In this study, we carried out comparative transcriptomic analysis of the roots of a recurrent inbred pyramided line, ‘618R’, and its parental lines, 305R and 409R, of B. napus, containing the PbBa8.1 and CRb resistance genes. The differences in the number and expressions in terms of DEGs among the lines facilitated a comprehensive overview of the transcriptome profiles in the P. brassicae response. We showed that PbBa8.1 shares a greater number of DEGs than CRb and plays a dominant role in the pyramided line. Comparative correlation analysis of different log-fold changes demonstrated a higher number of non-additive genes in the pyramided line.

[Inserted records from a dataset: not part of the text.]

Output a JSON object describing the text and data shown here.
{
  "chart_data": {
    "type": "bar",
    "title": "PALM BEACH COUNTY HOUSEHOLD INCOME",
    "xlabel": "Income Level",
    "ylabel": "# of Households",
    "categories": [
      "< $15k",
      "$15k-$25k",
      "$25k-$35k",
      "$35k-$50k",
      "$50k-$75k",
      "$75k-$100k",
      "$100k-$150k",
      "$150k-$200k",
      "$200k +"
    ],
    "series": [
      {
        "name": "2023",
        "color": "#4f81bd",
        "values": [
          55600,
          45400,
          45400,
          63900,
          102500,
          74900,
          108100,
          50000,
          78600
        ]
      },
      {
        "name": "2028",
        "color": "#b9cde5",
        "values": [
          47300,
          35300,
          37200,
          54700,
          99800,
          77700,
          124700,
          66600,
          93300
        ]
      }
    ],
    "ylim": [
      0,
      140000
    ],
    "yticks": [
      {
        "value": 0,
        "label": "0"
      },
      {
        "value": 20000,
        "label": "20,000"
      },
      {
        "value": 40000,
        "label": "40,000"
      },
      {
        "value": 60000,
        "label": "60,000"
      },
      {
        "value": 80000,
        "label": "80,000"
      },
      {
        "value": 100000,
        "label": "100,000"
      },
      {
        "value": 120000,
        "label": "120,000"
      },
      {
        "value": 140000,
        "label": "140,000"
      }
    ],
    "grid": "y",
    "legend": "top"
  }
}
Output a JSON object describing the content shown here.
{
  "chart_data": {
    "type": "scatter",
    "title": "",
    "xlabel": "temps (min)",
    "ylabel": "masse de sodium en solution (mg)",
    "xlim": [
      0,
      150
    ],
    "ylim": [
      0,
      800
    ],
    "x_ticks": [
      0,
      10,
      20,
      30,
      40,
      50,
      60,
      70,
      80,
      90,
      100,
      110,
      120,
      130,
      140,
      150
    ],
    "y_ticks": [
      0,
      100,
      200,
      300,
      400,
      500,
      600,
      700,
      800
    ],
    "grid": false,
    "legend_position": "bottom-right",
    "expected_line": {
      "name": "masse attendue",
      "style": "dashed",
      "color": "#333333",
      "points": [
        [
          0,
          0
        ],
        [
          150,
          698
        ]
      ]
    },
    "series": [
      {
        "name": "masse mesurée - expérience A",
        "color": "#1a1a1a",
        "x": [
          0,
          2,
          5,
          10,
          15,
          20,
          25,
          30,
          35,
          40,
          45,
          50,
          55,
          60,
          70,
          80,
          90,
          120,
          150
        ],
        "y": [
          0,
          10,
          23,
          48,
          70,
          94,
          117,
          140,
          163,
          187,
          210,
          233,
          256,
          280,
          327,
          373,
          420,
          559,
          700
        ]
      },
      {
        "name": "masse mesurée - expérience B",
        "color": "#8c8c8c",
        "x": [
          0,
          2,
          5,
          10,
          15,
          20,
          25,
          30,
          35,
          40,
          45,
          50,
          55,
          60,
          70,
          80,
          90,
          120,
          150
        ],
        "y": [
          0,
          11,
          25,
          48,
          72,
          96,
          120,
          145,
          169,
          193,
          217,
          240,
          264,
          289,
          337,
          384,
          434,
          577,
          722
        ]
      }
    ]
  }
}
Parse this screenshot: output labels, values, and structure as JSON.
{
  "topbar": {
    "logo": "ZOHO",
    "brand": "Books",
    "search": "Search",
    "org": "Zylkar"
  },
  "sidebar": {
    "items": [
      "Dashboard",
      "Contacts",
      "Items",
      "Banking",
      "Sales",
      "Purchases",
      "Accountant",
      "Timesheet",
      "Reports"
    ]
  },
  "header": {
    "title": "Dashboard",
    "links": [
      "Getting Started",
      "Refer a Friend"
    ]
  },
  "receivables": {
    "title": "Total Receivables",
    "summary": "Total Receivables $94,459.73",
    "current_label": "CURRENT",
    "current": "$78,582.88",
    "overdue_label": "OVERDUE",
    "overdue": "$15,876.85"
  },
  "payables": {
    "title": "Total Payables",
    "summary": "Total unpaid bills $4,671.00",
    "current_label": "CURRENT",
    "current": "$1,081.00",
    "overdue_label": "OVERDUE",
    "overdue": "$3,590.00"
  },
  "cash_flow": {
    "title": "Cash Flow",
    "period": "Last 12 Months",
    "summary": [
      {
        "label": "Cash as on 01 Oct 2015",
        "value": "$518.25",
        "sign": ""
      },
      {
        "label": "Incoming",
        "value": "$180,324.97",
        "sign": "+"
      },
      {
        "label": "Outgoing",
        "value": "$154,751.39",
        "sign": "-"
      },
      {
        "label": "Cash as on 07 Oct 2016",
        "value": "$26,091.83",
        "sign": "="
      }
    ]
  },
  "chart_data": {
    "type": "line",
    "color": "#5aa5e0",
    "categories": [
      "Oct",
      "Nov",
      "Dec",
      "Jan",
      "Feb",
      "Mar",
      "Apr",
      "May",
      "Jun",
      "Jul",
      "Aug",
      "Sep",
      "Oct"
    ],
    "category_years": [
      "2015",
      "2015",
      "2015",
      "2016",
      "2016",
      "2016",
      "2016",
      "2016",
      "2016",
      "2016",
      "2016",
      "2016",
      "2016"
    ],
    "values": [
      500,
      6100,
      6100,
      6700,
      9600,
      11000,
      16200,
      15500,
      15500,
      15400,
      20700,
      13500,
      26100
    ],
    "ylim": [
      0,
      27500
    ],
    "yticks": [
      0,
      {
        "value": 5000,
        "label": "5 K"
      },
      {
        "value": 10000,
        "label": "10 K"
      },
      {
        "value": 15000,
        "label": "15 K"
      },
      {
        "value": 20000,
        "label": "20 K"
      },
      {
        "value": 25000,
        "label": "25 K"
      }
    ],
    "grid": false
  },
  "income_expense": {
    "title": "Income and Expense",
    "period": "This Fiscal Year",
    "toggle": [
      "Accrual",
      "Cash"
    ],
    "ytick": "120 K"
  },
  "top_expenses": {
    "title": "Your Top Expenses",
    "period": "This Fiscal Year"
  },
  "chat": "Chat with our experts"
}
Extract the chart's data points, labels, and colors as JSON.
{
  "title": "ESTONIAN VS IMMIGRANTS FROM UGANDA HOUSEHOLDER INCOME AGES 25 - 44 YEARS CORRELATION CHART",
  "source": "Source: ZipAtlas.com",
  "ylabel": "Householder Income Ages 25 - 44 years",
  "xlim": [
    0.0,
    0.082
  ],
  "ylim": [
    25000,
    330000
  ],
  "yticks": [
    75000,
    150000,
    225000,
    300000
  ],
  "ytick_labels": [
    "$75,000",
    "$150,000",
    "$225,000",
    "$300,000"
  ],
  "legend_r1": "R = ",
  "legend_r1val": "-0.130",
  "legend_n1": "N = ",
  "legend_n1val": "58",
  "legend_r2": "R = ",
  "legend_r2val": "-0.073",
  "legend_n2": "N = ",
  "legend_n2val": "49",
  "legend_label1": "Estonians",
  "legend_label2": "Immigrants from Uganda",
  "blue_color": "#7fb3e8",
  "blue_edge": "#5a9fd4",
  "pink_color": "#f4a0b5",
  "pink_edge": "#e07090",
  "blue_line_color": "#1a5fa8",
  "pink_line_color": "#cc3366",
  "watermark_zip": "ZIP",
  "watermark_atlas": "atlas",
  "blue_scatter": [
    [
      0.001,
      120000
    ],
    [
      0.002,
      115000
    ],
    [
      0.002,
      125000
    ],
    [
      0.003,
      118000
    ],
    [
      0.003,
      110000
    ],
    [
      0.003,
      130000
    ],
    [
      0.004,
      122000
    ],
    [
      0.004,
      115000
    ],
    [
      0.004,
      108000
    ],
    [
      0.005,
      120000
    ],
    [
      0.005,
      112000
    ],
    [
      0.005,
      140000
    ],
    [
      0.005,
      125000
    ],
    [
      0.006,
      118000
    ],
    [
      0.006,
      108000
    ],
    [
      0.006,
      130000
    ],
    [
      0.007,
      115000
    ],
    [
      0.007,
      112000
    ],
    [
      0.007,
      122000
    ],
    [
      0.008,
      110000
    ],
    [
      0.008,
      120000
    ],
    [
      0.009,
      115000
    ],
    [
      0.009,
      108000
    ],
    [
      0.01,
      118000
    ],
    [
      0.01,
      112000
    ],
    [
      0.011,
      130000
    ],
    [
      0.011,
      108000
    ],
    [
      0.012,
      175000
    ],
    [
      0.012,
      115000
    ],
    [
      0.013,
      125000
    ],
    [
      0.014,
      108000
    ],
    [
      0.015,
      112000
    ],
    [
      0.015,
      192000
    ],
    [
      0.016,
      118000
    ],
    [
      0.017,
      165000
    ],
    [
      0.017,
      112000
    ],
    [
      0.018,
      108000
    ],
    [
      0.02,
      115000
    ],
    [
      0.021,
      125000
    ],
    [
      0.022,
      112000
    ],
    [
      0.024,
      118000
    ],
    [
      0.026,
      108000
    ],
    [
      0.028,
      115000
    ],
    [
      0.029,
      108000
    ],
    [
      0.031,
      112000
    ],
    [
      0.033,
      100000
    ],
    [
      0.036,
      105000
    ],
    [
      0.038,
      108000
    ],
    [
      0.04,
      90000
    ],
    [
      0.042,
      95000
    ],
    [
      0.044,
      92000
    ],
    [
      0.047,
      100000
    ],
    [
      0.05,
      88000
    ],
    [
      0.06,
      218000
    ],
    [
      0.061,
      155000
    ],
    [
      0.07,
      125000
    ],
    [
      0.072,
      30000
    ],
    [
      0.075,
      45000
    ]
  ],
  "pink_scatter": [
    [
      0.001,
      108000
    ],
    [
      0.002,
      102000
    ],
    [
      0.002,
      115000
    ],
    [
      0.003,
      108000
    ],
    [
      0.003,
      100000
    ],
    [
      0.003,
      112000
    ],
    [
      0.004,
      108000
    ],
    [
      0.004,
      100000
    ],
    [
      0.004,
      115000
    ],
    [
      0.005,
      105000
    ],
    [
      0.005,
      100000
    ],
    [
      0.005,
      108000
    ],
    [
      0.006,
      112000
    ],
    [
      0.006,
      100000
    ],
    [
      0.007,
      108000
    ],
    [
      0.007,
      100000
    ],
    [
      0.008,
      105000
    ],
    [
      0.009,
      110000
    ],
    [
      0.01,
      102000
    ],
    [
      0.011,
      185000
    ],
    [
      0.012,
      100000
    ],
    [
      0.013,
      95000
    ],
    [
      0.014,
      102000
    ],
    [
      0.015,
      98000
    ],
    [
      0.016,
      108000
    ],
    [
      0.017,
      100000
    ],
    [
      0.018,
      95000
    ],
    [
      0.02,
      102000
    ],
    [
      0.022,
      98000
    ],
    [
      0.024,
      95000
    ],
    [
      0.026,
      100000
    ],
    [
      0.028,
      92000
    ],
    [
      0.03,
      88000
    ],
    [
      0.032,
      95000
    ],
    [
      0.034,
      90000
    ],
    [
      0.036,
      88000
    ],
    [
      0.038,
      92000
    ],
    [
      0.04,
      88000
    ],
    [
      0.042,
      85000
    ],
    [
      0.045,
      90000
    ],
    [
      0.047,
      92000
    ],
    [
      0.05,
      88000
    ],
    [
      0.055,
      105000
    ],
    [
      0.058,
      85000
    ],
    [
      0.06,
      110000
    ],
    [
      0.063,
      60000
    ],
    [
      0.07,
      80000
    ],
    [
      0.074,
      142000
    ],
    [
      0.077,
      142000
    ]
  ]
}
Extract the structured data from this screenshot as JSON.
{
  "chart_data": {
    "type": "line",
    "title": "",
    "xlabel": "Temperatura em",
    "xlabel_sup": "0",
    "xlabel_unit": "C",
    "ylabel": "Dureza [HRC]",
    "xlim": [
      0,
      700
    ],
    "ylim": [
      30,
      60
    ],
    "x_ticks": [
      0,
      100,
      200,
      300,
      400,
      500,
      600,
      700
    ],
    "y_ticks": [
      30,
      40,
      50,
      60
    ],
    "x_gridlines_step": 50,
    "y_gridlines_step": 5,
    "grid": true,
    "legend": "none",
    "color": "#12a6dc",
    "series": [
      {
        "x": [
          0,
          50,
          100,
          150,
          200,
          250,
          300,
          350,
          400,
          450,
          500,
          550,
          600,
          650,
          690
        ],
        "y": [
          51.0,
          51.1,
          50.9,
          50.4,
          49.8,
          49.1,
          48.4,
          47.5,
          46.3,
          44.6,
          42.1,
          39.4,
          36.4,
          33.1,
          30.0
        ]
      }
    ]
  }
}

This insight revealed that the pyramided line strongly triggers multiple resistance pathways, including the plant–pathogen interaction, plant hormone signal transduction, secondary metabolites, transcription factors, and other processes, indicating that the plant responds via a multi-gene network to pathogen attack. Comparative analysis revealed that, among the DEGs, some DEGs were differentially regulated and expressed in the pyramided line, perhaps due to cross-talk or over-expression. In addition, we showed that the SA signaling pathway was stronger in 409R, and ROS response was greater than signaling in 305R. However, higher expressions were evaluated in 618R, indicating that the resistance to P. brassicae was mainly controlled by SA and ROS in the pyramided line. These results provide a comprehensive transcriptomic insight into uncovering the interaction of the pyramiding of resistance genes in a single line, and this architecture further facilitates breeding programs with the aim of improved resistance efficiency in B. napus.